If you aren’t sure what kind of corn it is, it may not be all that tasty to prepare and eat, like sweet corn. It might be pop corn!!! :smiley:

And if you find that they are ready (via MissGypsy’s or anyone else’s method), return to the kitchen immediately. Get a big pot of water on the stove and turn up the heat under it. Return to the garden. Pick as many ears of corn as you can eat. You can shuck them right there in the garden & leave the husks on the ground. By the time you get back inside with your corn, the water should be boiling merrily. Put the corn in, wait about 5 minutes and enjoy. Mmmmm. You will never be able to enjoy “store-bought” corn again.

Thanks for the tips! I believe it is white (sweet) corn but I didn’t keep the info I got from the store when I bought them. The seedlings were about 6-8 inches tall when I planted them and they grew extremely fast. It’s been a fairly mild summer here so far (no days over 85 degrees yet) and I water freqently.


I’ve always planted them out as seedlings, but that’s because I’m in the UK - starting them in peat pots (that can be planted out later without disturbing the roots) allows me to start them under glass to get a head start on the growing season, then plant out when all risk of frost has passed.
It’s also useful in places where pests are a problem - the stalks and leaves of eight-inch-tall corn seedlings will be coarser/tougher and less attractive to slugs and snails.

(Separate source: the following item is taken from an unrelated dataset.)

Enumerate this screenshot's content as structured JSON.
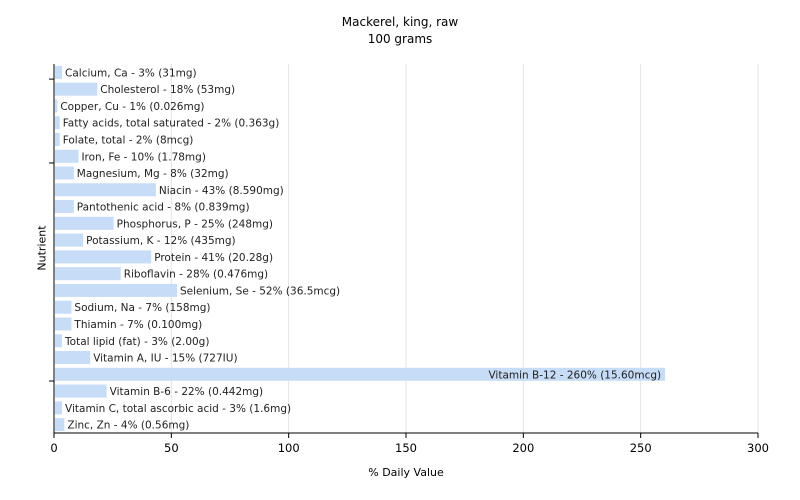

As a 4H project we started about 50 plants in a greenhouse.
When the soil warmed enough we planted them along with another acre or so of seeds.
The result:
Both the plants started early and the plants from seed matured at the same time.
It did no good to start plants early.
In corn plants maturity is governed by what is called heat units.
I don’t understand it completely so I can’t explain it.
If my son who works for Pioneer Seed was here he could explain.
It has something to do with how much heat the plant gets at the right time.

That must be where this saying came from:

It’s so hot you can hear the corn grow.


About that Indian Corn. The only time I’ve seen it is in the fall. So is it regular corn that has been left on the stalk longer to get that unusual coloring? Or is it a different strain altogether? And, is it edible?

Some plants mature a certain amount of time after they germinate, others start to mature at a certain time in the year (it is triggered by the change in daylength) - with the latter group, higher yields may sometimes be achieved by starting earlier, but earlier maturity isn’t possible. I’m not sure if sweetcorn is such a plant.

It’s different from sweet corn you eat on the cob. The sweet corn you see is usually yellow or white or bi-color, there’s a slew of varieties in seed catalogs.

Is it edible? Well yes, but icky.

Sweet corn and Indian Corn (and ‘maize’, in those places where the term is used to mean something a little different) are botanically all the same species; there are varieties that are bred for their high starch content and there are other varieties that are bred for high sugar content and juiciness (when they are picked at a certain stage of development)

But if you leave ordinary sweetcorn to fully ripen on the plant, the sugars are replaced by starches and they lose the moisture content, and you have fairly ordinary maize/Indian corn, more or less.

It could still be ground into corn meal.